The view that Mr. Obama could continue borrowing without Congressional authorization is based on three arguments.

One is grounded in an aggressive understanding of presidential power, the second in an interpretation of an obscure provision of the 14th Amendment and the third on a choice among three irreconcilable constitutional obligations.

A senior administration official was dismissive of all three options, calling them “unicorn theories,” reflecting the White House’s position that only Congress can solve a problem of its own creation.

“The Constitution gives Congress — not the president — the authority to borrow money, and only Congress can increase the debt ceiling,” Jay Carney, the White House press secretary, said on Thursday, adding that Congress must “authorize the Treasury to pay the bills that Congress racked up.”

But Eric Posner, a law professor at the University of Chicago, said that the meaning if not the words of the Constitution left Mr. Obama with room to act.

“The president has inherent emergency powers,” he said. “It has long been understood that the president should act to protect the country.”

That is the broadest option for Mr. Obama. The second is based on the actual text of the Constitution, though there is a dispute about what the words in question mean. Section 4 of the 14th Amendment says: “The validity of the public debt of the United States, authorized by law, including debts incurred for payment of pensions and bounties for services in suppressing insurrection or rebellion, shall not be questioned.”

The provision, adopted in 1868, was meant to ensure the payment of Union debts after the Civil War. But it was written in more general terms, as the Supreme Court once noted in passing. “While this provision was undoubtedly inspired by the desire to put beyond question the obligations of the government issued during the Civil War,” Chief Justice Charles Evans Hughes wrote in 1935, “its language indicates a broader connotation.”

On Thursday, Mr. Carney dismissed the argument, popular in some legal circles, that the amendment authorized the president to raise the debt ceiling.

“We do not believe that the 14th Amendment provides that authority to the president,” he said. He added that the meaning of the provision had divided constitutional scholars. That alone, Mr. Carney said, “means that it would not be a credible alternative.”

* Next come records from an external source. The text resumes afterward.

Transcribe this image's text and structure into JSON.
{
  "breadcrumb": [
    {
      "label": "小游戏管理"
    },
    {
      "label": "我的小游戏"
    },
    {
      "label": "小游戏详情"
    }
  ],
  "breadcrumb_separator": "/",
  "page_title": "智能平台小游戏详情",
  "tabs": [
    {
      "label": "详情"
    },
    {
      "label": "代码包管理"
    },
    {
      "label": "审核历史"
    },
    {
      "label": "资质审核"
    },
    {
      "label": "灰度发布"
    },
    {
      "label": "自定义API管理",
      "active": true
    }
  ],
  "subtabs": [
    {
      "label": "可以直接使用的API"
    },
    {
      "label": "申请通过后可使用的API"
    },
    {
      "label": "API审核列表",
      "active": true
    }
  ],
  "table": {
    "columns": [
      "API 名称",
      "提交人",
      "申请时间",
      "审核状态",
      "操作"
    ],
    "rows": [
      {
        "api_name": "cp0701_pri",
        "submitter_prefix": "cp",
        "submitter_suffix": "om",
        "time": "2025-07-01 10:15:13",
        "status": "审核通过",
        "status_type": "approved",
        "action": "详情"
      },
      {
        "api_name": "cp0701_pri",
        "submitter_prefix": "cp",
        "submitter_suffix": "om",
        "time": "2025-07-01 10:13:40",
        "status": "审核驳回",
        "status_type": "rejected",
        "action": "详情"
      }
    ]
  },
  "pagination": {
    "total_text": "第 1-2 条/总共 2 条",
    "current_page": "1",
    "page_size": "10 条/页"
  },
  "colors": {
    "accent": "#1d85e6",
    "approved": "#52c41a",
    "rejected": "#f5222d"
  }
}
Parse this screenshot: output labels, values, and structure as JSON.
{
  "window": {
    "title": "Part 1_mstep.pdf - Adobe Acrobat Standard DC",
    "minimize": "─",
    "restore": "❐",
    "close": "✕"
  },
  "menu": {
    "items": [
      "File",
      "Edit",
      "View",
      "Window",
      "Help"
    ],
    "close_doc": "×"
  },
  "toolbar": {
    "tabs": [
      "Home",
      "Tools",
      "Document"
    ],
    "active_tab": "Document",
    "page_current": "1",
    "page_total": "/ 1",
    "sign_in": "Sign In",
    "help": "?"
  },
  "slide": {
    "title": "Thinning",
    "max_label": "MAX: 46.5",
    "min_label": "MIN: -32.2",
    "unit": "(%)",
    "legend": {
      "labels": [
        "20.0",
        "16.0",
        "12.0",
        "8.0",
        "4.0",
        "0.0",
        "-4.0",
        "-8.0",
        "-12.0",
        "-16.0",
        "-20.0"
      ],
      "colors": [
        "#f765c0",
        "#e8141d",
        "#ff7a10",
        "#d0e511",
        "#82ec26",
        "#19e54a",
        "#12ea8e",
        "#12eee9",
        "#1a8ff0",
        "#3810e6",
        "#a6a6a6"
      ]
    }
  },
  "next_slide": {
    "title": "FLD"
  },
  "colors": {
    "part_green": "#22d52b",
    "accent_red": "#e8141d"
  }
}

Laurence H. Tribe, a law professor at Harvard, is one of the skeptics who agrees with the White House. “The president should hold firm,” he said, “and not permit Congress to insist on holding its breath rather than doing its job of authorizing payment of the debts it has already incurred unless and until the president blinks on one of his signature initiatives.”

The third alternative, the subject of a 2012 article in The Columbia Law Review, focuses on what the article’s authors call the irreconcilable instructions Congress will have provided to Mr. Obama if it fails to act. Having been told to spend, but not to raise taxes or issue debt, “the president has to decide which of Congress’s orders to follow,” said Neil H. Buchanan, a law professor at George Washington University, who wrote the article with Michael C. Dorf, a law professor at Cornell. The president must, in the article’s words, “choose the least unconstitutional option.”

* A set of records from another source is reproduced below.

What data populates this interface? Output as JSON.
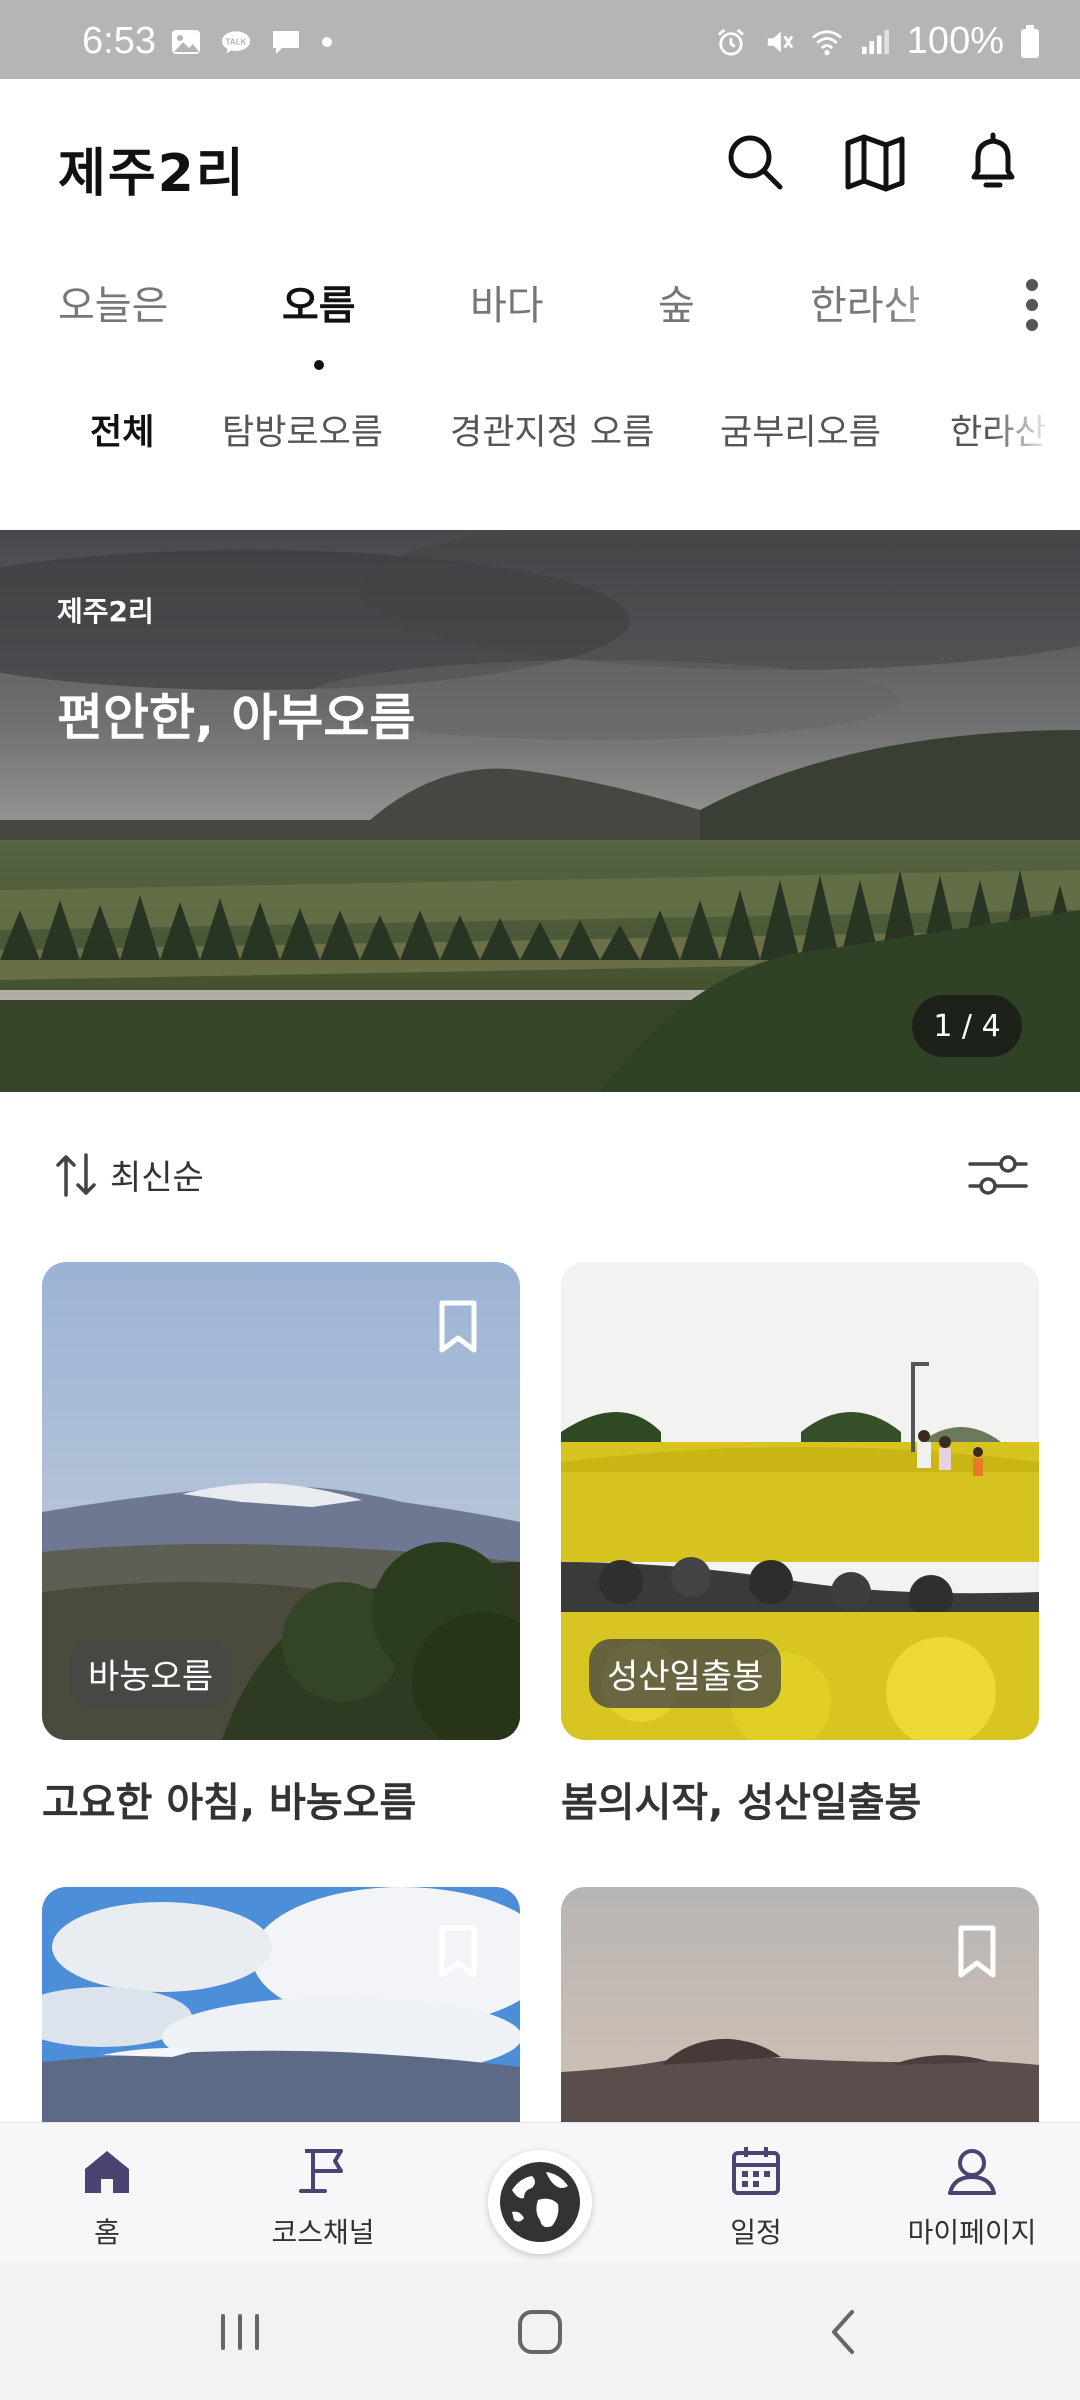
{
  "status_bar": {
    "time": "6:53",
    "battery": "100%",
    "notification_icons": [
      "gallery-icon",
      "kakaotalk-icon",
      "message-icon",
      "dot-icon"
    ],
    "system_icons": [
      "alarm-icon",
      "mute-icon",
      "wifi-icon",
      "signal-icon",
      "battery-icon"
    ]
  },
  "header": {
    "title": "제주2리",
    "icons": [
      "search-icon",
      "map-icon",
      "bell-icon"
    ]
  },
  "category_tabs": {
    "items": [
      {
        "label": "오늘은",
        "active": false
      },
      {
        "label": "오름",
        "active": true
      },
      {
        "label": "바다",
        "active": false
      },
      {
        "label": "숲",
        "active": false
      },
      {
        "label": "한라산",
        "active": false
      }
    ]
  },
  "sub_tabs": {
    "items": [
      {
        "label": "전체",
        "active": true
      },
      {
        "label": "탐방로오름",
        "active": false
      },
      {
        "label": "경관지정 오름",
        "active": false
      },
      {
        "label": "굼부리오름",
        "active": false
      },
      {
        "label": "한라산",
        "active": false
      }
    ]
  },
  "banner": {
    "label": "제주2리",
    "title": "편안한, 아부오름",
    "counter": "1 / 4"
  },
  "sort": {
    "label": "최신순"
  },
  "cards": [
    {
      "tag": "바농오름",
      "title": "고요한 아침, 바농오름"
    },
    {
      "tag": "성산일출봉",
      "title": "봄의시작, 성산일출봉"
    },
    {
      "tag": "",
      "title": ""
    },
    {
      "tag": "",
      "title": ""
    }
  ],
  "bottom_nav": {
    "items": [
      {
        "label": "홈",
        "icon": "home-icon"
      },
      {
        "label": "코스채널",
        "icon": "flag-icon"
      },
      {
        "label": "",
        "icon": "globe-icon"
      },
      {
        "label": "일정",
        "icon": "calendar-icon"
      },
      {
        "label": "마이페이지",
        "icon": "user-icon"
      }
    ]
  },
  "colors": {
    "accent_nav": "#4a4473",
    "status_bar": "#b5b5b5"
  }
}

That option, the authors concluded, is issuing more debt.

“Anything you do that’s remotely realistic is going to be unconstitutional,” Professor Dorf said. “But the president should still try to minimize the constitutional violation.”

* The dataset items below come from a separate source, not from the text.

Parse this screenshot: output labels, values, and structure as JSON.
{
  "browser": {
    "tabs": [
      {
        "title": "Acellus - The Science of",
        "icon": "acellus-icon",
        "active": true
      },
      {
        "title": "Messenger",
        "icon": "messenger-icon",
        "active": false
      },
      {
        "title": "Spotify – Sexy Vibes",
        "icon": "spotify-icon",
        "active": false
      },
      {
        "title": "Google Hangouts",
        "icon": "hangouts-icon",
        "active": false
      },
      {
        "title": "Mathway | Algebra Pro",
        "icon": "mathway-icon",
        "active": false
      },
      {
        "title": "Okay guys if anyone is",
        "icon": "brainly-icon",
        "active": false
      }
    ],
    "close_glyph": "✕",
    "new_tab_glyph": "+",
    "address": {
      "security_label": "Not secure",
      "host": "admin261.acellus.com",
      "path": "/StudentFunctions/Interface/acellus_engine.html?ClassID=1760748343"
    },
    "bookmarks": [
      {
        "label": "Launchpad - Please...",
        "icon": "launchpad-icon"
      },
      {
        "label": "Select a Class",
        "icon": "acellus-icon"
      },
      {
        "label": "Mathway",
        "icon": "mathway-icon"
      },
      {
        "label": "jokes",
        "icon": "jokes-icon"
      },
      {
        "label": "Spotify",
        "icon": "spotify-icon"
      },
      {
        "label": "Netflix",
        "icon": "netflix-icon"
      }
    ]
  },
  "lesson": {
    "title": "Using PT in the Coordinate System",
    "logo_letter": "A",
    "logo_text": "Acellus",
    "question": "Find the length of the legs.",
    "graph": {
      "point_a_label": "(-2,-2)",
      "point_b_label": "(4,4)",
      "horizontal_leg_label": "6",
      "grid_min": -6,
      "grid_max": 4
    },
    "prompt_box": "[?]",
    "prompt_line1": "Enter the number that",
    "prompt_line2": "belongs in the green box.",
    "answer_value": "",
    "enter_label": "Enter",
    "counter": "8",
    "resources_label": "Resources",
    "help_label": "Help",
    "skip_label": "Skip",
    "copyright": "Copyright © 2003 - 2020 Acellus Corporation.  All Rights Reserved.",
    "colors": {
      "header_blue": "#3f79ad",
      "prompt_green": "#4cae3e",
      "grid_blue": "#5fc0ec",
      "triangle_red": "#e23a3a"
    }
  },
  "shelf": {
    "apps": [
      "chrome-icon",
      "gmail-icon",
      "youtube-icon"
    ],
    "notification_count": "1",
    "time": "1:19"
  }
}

Professor Posner countered that the article was unrealistic. It would be political suicide, he said, for Mr. Obama to announce that he was violating the Constitution.

Professor Tribe also rejected the idea, saying it was proposed by “otherwise very sensible law scholars” who in this case had concocted “a prescription for a free-for-all that abandons the rule of law.”

Danke
10-05-2013, 09:09 PM
And the 14th A wasn't even properly ratified. It was under occupation, i.e. duress.